We now arrive at the most speculative concept: The Simulation Argument
Are You Living in a Computer Simulation? – The Simulation Argument
ABSTRACT. This paper argues that at least one of the following propositions is true: (1) the human species is very likely to go extinct before reaching a “posthuman” stage; (2) any posthuman civilization is extremely unlikely to run a significant number of simulations of their evolutionary history (or variations thereof); (3) we are almost certainly living in a computer simulation. It follows that the belief that there is a significant chance that we will one day become posthumans who run ancestor-simulations is false, unless we are currently living in a simulation. (My emphasis added in bold.)
The Simulation Argument was first published in 2003 by Nick Bostrom. Bostrom admits that there is no proof that we are living in a simulation, only the possibility. He places the possibility at about 20% and states that this is just his subjective opinion. The FAQ is a good place to start before you read the paper.
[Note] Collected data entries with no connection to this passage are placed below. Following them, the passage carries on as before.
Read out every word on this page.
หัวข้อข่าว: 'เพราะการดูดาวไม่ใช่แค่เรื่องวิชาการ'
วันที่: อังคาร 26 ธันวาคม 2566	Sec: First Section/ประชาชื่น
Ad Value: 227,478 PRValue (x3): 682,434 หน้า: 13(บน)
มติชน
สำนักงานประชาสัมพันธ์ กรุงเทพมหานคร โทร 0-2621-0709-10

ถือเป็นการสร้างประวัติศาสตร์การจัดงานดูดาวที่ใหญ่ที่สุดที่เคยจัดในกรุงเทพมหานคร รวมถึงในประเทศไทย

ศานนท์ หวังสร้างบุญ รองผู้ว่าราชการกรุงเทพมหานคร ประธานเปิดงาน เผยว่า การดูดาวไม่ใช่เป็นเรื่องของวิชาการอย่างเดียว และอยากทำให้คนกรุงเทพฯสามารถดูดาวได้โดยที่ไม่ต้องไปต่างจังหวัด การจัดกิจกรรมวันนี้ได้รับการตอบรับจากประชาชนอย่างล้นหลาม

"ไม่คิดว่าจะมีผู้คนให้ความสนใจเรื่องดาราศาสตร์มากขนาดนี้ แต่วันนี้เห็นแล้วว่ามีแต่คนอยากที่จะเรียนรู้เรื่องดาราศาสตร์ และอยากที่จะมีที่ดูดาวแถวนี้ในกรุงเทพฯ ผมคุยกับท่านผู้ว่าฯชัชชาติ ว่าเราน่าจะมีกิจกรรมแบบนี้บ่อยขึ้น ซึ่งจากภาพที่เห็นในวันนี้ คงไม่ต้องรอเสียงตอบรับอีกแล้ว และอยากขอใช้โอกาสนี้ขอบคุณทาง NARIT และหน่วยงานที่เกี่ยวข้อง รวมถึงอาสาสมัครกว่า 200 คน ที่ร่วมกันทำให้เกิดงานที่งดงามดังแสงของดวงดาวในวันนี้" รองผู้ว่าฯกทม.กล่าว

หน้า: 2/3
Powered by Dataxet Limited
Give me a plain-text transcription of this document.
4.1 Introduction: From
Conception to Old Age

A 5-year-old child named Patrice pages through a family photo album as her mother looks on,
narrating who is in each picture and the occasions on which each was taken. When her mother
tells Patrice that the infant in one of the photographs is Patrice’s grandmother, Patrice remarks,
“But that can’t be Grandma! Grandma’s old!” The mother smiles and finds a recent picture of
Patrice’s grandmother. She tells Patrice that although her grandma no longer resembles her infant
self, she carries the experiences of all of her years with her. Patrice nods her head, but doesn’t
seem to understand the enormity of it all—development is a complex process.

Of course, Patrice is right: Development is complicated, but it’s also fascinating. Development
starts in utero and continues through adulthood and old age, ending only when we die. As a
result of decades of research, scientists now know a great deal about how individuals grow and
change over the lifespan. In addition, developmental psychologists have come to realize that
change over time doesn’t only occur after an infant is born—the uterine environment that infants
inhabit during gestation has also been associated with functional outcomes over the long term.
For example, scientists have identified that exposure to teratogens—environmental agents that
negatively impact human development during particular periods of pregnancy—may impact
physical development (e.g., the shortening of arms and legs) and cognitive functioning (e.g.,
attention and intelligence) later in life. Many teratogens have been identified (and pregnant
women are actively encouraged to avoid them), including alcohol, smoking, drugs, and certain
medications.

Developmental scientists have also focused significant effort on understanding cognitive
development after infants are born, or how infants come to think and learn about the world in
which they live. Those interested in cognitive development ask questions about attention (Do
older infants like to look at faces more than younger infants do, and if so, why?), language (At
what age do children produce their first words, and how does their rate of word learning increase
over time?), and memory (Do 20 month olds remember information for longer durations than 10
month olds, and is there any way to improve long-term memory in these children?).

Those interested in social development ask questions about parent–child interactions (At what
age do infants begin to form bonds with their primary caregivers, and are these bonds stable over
Many works of science fiction as well as some forecasts by serious technologists and futurologists predict that enormous amounts of computing power will be available in the future. Let us suppose for a moment that these predictions are correct. One thing that later generations might do with their super-powerful computers is run detailed simulations of their forebears or of people like their forebears. Because their computers would be so powerful, they could run a great many such simulations. Suppose that these simulated people are conscious (as they would be if the simulations were sufficiently fine-grained and if a certain quite widely accepted position in the philosophy of mind is correct). Then it could be the case that the vast majority of minds like ours do not belong to the original race but rather to people simulated by the advanced descendants of an original race. It is then possible to argue that, if this were the case, we would be rational to think that we are likely among the simulated minds rather than among the original biological ones. Therefore, if we don’t think that we are currently living in a computer simulation, we are not entitled to believe that we will have descendants who will run lots of such simulations of their forebears. That is the basic idea.
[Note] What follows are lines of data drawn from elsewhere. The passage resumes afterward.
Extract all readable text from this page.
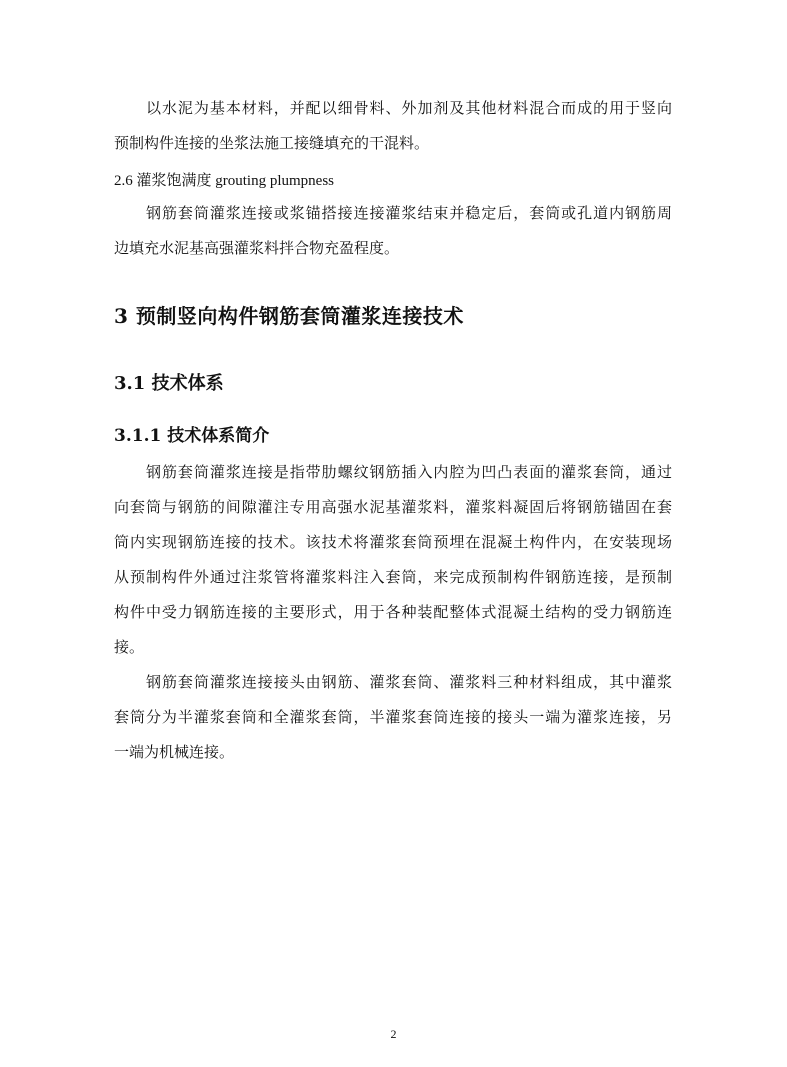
以水泥为基本材料，并配以细骨料、外加剂及其他材料混合而成的用于竖向
预制构件连接的坐浆法施工接缝填充的干混料。
2.6 灌浆饱满度 grouting plumpness
钢筋套筒灌浆连接或浆锚搭接连接灌浆结束并稳定后，套筒或孔道内钢筋周
边填充水泥基高强灌浆料拌合物充盈程度。
3 预制竖向构件钢筋套筒灌浆连接技术
3.1 技术体系
3.1.1 技术体系简介
钢筋套筒灌浆连接是指带肋螺纹钢筋插入内腔为凹凸表面的灌浆套筒，通过
向套筒与钢筋的间隙灌注专用高强水泥基灌浆料，灌浆料凝固后将钢筋锚固在套
筒内实现钢筋连接的技术。该技术将灌浆套筒预埋在混凝土构件内，在安装现场
从预制构件外通过注浆管将灌浆料注入套筒，来完成预制构件钢筋连接，是预制
构件中受力钢筋连接的主要形式，用于各种装配整体式混凝土结构的受力钢筋连
接。
钢筋套筒灌浆连接接头由钢筋、灌浆套筒、灌浆料三种材料组成，其中灌浆
套筒分为半灌浆套筒和全灌浆套筒，半灌浆套筒连接的接头一端为灌浆连接，另
一端为机械连接。
2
We already run rudimentary human simulations like The Sims, so it does not seem like such a stretch that we will continue to run more advanced simulations as computational power increases. Will we ever be able to make the simulations granular enough to create billions or trillions of virtual consciousnesses? And, if we are living in a simulation, what’s the difference between a simulation and reality? Semantics?
I argue that it is possible that the union of quantum theory and the holographic principle may be the framework of a reality simulation that each of us literally creates as we observe. It seems like a cool strategy for an advanced software developer. There are serious problems with this concept, like who created the folks running our simulation and the possibility of the simulated running their own simulations, and so on. It becomes a bit comical after a few layers, but it is fun to contemplate.
Perhaps one day, like The Truman Show, we’ll reach the boundary of our world and meet the guy in the booth. Of course, then we’ll be back where we began with probably more questions than when we started.